Reflected Conversion Factor

Assuming isotropic reflection from the ground, the reflected conversion factor can be written as

$${{\varvec{R}}}_{{\varvec{r}}}={\varvec{\rho}}\frac{1-\mathbf{cos}{\varvec{\beta}}}{2}$$

(6)

The total radiation on the tilted surface can be estimated by using (1). Since, the Eq. (1) is the function of the tilt angle. This paper is oriented toward the estimation of the optimum tilt angle.

2 Methodology

To estimate the optimum tilt angle, it is advised to partially differentiate the Eq. (1) with respect to tilt angle β and put it equal to zero [12]. Then the obtained tilt angle will be the optimum tilt angle

$$\frac{\partial {\mathbf{H}}_{\mathbf{T}}}{\partial {\varvec{\upbeta}}}=0$$

(7)

$$\begin{gathered} \beta _{{opt}} \hfill \\ = {\text{tan}}^{{ - 1}} \left[ {\frac{{H_{b} ({\text{cos}}\;\delta \;{\text{sin}}\;\omega ^{\prime}_{s} \;{\text{sin}}\;\varphi - \omega ^{\prime}_{s} {\text{sin}}\;\delta \;{\text{cos}}\;\varphi )}}{{H_{b} \omega ^{\prime}_{s} {\text{sin}}\;\delta \;{\text{sin}}\;\varphi + {\text{cos}}\;\delta \;{\text{sin}}\;\omega ^{\prime}_{s} \;{\text{cos}}\;\varphi + 1/2\left( {H_{d} - \rho H} \right)\left( {\omega _{s} {\text{sin}}\;\varphi \;{\text{sin}}\;\delta + {\text{cos}}\;\varphi \;{\text{cos}}\;\delta \;{\text{sin}}\;\omega _{s} } \right)}}} \right] \hfill \\ \end{gathered}$$

(8)

Put this optimum value of tilt angle in the Eq. (1) and all the values of radiation factors and angles for any Indian station can give the maximum value of solar radiation on the tilted surface. This research paper is to find the optimum tilt angle and maximum solar radiation on the tilted surface for Lucknow, capital city of Uttar Pradesh, India. By, using MSEXCEL graphic software package value of solar radiation is calculated for each month of the year and graphs are plotted.

3 Result and Discussion

Solar energy is the cleanest form of energy available in Earth’s atmosphere. The tilt angle of the solar collector is the key factor for the collection solar energy. Tilt angle must be accurate to get maximum amount of solar energy. Tilt angle optimization has been done in this study in order to approach the maximum amount of solar energy and the values are given in Table 1 (Fig. 1).

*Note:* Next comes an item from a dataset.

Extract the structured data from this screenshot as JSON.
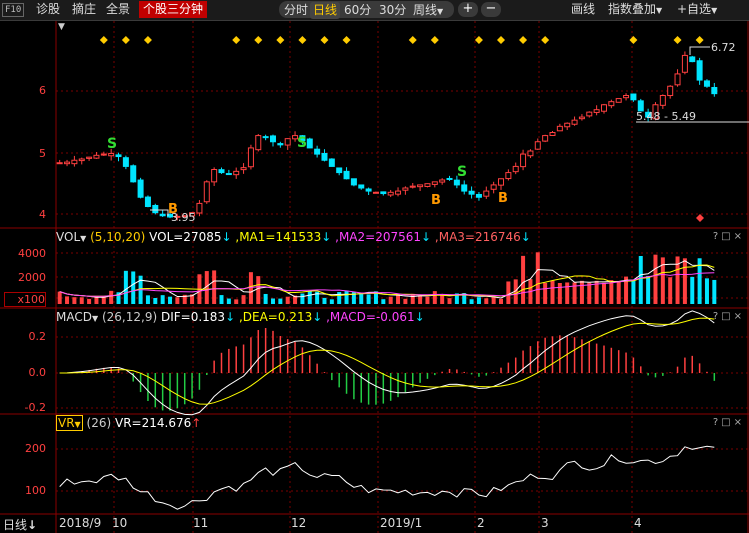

Table 1 Tilt angle (degree) for different cities of India in each month of the year

Fig. 1

Values of tilt angle for each month of a year at different stations of India

Research study compares the solar energy falling on flat plat collector for the Liu & Jordan model based on the previous tilt angle vs optimized tilt angle and the result shown in Table 2. H_T is the value of monthly mean daily solar radiation on the tilted surface by the Liu and Jordan model based on the previous tilt angle and H’_T is the same radiation on the optimized tilt angle.

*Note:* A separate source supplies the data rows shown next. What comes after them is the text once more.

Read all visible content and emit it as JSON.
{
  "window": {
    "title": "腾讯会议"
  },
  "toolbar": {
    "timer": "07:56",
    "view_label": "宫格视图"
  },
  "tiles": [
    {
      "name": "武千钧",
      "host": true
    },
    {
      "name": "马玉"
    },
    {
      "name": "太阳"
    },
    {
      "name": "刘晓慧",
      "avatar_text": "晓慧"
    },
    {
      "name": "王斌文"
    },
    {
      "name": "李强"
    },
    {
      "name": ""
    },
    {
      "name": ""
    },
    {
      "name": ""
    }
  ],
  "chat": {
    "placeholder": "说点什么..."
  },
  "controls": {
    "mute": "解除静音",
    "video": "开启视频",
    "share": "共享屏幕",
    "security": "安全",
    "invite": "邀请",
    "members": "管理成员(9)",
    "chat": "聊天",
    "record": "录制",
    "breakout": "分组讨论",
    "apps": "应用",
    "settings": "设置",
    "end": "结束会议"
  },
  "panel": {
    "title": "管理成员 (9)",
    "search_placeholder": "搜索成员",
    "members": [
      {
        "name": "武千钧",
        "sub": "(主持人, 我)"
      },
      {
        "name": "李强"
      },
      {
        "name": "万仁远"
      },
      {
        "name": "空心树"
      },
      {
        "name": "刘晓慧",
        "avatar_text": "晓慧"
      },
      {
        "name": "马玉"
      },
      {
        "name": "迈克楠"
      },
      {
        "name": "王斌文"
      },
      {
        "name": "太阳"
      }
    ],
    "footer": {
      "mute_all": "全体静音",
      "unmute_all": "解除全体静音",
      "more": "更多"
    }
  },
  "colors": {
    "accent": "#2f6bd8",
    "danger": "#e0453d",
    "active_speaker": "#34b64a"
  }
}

Table 2 Comparison of monthly mean daily solar radiation (MJ/m²) falling on tilted surface by Liu and Jordan model at Lucknow

Average value of solar radiation for winter months (November, December and January) is 31.83 MJ/m² and for summer (May, June, July) it is 22.38 MJ/m² (Fig. 2).

Fig. 2

Comparison of monthly mean daily solar radiation on Liu and Jordan model based on previous tilt angle (β = ϕ) and optimized tilt angle (β = β_opt.)

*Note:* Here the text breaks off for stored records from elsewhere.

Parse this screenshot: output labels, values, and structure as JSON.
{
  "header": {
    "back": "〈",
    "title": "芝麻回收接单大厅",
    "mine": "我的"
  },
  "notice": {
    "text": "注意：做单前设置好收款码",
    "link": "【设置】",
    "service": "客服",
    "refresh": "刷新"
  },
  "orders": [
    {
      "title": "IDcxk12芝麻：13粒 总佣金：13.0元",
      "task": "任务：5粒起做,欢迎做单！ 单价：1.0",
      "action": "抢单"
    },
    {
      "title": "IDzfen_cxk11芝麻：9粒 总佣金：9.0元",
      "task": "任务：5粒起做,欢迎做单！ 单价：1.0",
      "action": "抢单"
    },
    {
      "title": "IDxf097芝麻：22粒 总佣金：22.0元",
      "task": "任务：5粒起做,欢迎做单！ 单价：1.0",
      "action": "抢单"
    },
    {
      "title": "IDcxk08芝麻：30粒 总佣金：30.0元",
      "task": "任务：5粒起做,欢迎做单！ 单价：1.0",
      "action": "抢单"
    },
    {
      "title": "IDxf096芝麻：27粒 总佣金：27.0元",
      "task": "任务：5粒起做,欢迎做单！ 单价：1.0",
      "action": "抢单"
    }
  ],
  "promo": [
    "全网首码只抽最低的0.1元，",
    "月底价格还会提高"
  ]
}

The results show that the tilt angle during winter season is about 55˚ which is higher (Latitude +28˚) and during summer months it is 0˚ which is lesser (Latitude −27˚). These values corroborate well with other studies [10,11,12].

4 Conclusion

This study shows, nearly 1% loss of energy if β_opt is adjusted seasonally rather than monthly. If β_opt is selected for yearly basis the loss of energy is about 14%. It is concluded that the seasonal optimum tilt angle must be used for power plants and annual optimum tilt angle should be selected for domestic purposes (water heating).